Control and Evaluation of Body Weight Support Walker for Overground Gait Training


Z. Dong1, J.V. Salazar L.1, Y. Hirata1

1. School of Engineering, Tohoku University, Sendai, 980-8579, Japan

Published in IEEE Robotics and Automation Letters, 6 (2021) 4632-4639

DOI: 10.1109/LRA.2021.3068691

Download here.

Gait rehabilitation training under robot-assisted partial Body Weight Support (BWS) is a promising technique that helps patients who suffer from a traumatic or congenital brain injury like stroke or cerebral palsy to become independent in daily life activities. In recent years, robotic BWS systems have been widely studied, where the BWS is provided by the robot while the user walks on devices fixed to the environment such as treadmills, thereby gaining functional benefits such as improved gait symmetry and increased walking speed. On the other hand, mobile BWS robots that allow conventional overground walking with well-designed control strategies have been less researched, limiting the widespread adoption of robotic rehabilitation because of the cost effectiveness of fixed robotic devices and poor portability. To address this problem, in our previous study, we developed a mobile BWS walker that allows for overground walking under variable levels of BWS. In this letter, we introduce a system architecture that integrates the walker with a pair of instrumented shoes and discuss different system control strategies including static and variable BWS control.

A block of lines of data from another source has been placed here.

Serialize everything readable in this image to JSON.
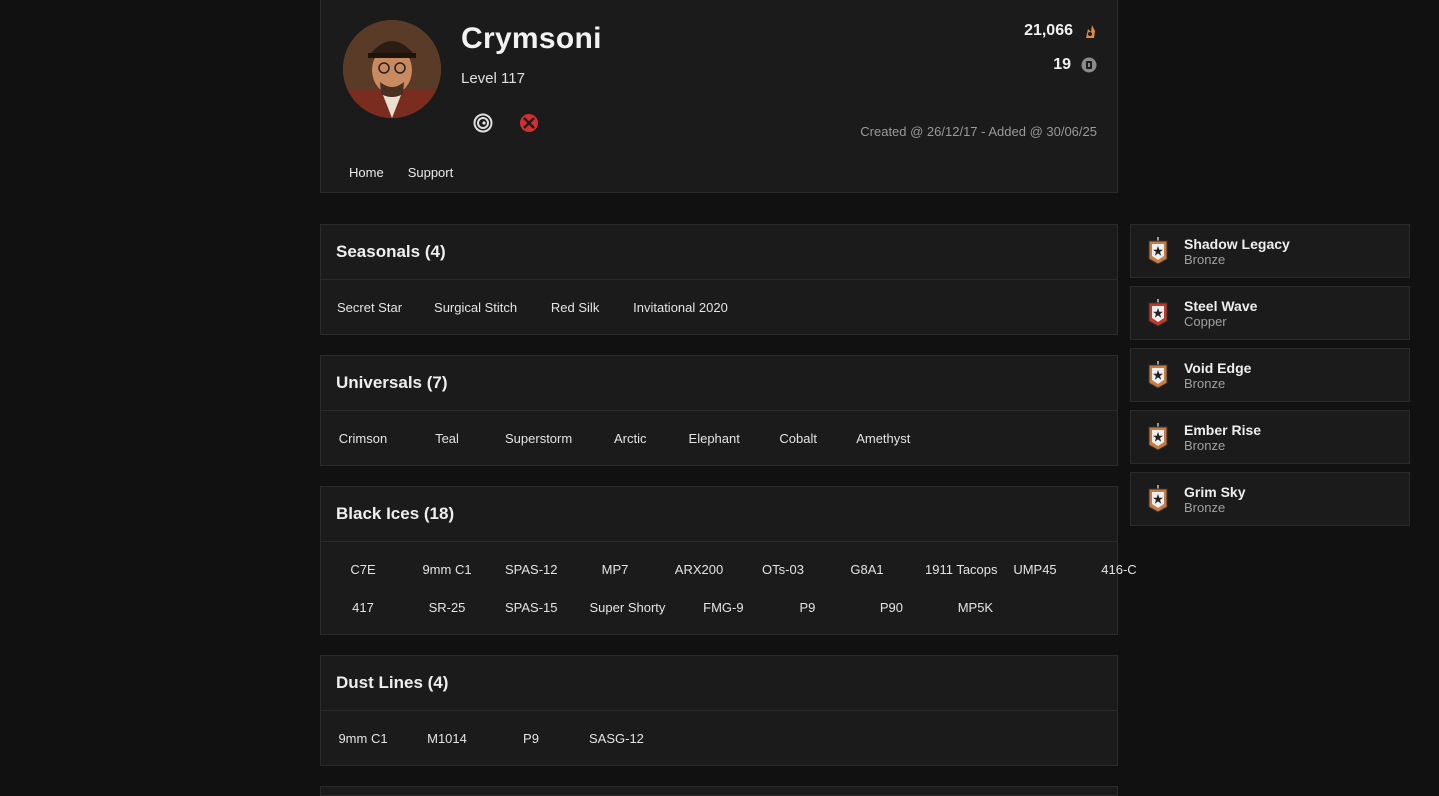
{
  "profile": {
    "username": "Crymsoni",
    "level": "Level 117",
    "renown": "21,066",
    "credits": "19",
    "created": "Created @ 26/12/17 - Added @ 30/06/25",
    "platforms": [
      "ubisoft-icon",
      "xbox-icon"
    ],
    "xbox_color": "#d32f2f"
  },
  "nav": {
    "home": "Home",
    "support": "Support"
  },
  "seasonals": {
    "title": "Seasonals (4)",
    "items": [
      "Secret Star",
      "Surgical Stitch",
      "Red Silk",
      "Invitational 2020"
    ]
  },
  "universals": {
    "title": "Universals (7)",
    "items": [
      "Crimson",
      "Teal",
      "Superstorm",
      "Arctic",
      "Elephant",
      "Cobalt",
      "Amethyst"
    ]
  },
  "black_ices": {
    "title": "Black Ices (18)",
    "row1": [
      "C7E",
      "9mm C1",
      "SPAS-12",
      "MP7",
      "ARX200",
      "OTs-03",
      "G8A1",
      "1911 Tacops",
      "UMP45",
      "416-C"
    ],
    "row2": [
      "417",
      "SR-25",
      "SPAS-15",
      "Super Shorty",
      "FMG-9",
      "P9",
      "P90",
      "MP5K"
    ]
  },
  "dust_lines": {
    "title": "Dust Lines (4)",
    "items": [
      "9mm C1",
      "M1014",
      "P9",
      "SASG-12"
    ]
  },
  "ranks": [
    {
      "name": "Shadow Legacy",
      "tier": "Bronze",
      "color": "#c77a42"
    },
    {
      "name": "Steel Wave",
      "tier": "Copper",
      "color": "#c0392b"
    },
    {
      "name": "Void Edge",
      "tier": "Bronze",
      "color": "#c77a42"
    },
    {
      "name": "Ember Rise",
      "tier": "Bronze",
      "color": "#c77a42"
    },
    {
      "name": "Grim Sky",
      "tier": "Bronze",
      "color": "#c77a42"
    }
  ]
}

When walking under Static-BWS (SBWS), the subject walks while a constant portion of his/her weight is supported, which might cause an unnatural gait. Using a Variable-BWS (VBWS), the provided BWS can be adjusted according to human’s gait events to provide a more natural gait. This letter describes the system architecture, as well as experiments with able subjects that demonstrate the effectiveness of both the SBWS and VBWS control algorithms in relieving part of the subjects’ body weight. Specifically, by synchronizing the controlled BWS with human gait events, users were able to walk more naturally, particularly under a high level of BWS.